Best Practices#
Processing only in Transformers#
While all the three kinds of functions, publishers, transformers, and subscribers, can support processing, it is recommended to use only transformers for it. This woould help you make the most of Tabsdata’s current and future capabilities.
Testing#
You can use the polars or pandas Python package to test out your function logic before registering and executing your functions on the server.
Let’s take the function logic of the transformer code from the Getting Started section here. You can test the function logic using the following code:
import polars as pl
import tabsdata as td
@td.transformer(input_tables=["persons"], output_tables=["spanish", "french", "german"])
def tfr(persons: td.TableFrame):
persons = persons.select(
["identifier", "name", "surname", "nationality", "language"]
)
res = {}
for nationality in ["Spanish", "French", "German"]:
res[nationality] = persons.filter(td.col("nationality").eq(nationality)).drop(
["nationality"]
)
return res["Spanish"], res["French"], res["German"]
def test_tfr():
# Assuming that the persons.csv file exists in the same directory where the
# script is run
tf = pl.read_csv("persons.csv")
assert isinstance(tf, pl.TableFrame)
s, f, g = tfr(tf)
# Testing that the output is of the correct type and has the proper columns
assert isinstance(s, pl.TableFrame)
assert s.columns == ["identifier", "name", "surname", "language"]

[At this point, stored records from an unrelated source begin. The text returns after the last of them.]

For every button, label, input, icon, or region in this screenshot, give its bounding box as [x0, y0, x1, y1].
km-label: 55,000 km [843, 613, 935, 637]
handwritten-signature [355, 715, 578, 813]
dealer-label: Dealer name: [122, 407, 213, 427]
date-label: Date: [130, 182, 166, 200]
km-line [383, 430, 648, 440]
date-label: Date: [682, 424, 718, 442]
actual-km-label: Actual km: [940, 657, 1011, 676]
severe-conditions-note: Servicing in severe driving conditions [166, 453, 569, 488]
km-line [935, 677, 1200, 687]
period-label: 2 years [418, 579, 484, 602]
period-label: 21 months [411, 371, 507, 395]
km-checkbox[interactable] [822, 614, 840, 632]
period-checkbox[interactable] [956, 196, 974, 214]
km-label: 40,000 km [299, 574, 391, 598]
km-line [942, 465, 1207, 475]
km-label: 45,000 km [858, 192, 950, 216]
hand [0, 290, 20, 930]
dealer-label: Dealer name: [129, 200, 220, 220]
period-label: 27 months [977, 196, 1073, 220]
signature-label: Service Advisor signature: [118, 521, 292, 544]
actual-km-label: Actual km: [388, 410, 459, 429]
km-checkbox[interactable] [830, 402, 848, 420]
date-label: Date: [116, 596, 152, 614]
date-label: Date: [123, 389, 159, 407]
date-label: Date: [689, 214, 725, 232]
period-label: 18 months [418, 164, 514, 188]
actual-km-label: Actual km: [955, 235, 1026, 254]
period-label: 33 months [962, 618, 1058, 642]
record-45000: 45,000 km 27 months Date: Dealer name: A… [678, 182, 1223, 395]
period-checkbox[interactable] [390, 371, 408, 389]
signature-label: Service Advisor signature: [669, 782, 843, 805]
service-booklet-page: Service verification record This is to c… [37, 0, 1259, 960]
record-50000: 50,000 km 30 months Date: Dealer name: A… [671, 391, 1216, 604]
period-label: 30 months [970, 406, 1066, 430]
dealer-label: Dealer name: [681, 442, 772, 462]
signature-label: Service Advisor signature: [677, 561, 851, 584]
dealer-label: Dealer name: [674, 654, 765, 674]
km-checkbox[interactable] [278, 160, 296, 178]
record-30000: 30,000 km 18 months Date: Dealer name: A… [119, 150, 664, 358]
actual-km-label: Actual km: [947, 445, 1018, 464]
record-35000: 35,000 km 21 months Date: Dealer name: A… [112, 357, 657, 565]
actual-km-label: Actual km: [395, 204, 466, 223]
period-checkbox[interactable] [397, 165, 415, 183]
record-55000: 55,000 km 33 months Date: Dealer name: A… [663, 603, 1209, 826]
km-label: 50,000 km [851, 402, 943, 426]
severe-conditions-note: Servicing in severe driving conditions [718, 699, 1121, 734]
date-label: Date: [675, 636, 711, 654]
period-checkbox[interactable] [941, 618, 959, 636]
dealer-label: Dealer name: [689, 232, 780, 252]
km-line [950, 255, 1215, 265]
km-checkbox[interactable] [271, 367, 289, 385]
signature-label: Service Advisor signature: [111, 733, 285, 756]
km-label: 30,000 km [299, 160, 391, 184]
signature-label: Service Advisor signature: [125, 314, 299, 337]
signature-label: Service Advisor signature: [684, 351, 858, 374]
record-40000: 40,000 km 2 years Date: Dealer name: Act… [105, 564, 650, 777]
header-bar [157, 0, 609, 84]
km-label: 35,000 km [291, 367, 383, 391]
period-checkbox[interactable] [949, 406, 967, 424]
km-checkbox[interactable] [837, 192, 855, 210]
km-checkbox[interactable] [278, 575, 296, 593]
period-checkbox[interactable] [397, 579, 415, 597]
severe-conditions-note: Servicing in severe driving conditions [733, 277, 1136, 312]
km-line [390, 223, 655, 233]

assert isinstance(f, pl.TableFrame)
assert f.columns == ["identifier", "name", "surname", "language"]
assert isinstance(g, pl.TableFrame)
assert g.columns == ["identifier", "name", "surname", "language"]
Note:
This method is only applicable to test the function logic, and not the input and output to the function.
persons.csv` is assumed to be the same working directory where the Python file containing this code exists. If that’s not the case, input the correct path to file in the read_csv function.
In the main function, pl.read_csv is used to read the csv file and store the resultant polars dataframe in a variable called tf. This tf dataframe is passed to the transf function as input, and the resultant output tables from the function are stored as s,f and g variables. They are subsequently printed.
You can check the printed output to understand if the function logic is performing as expected.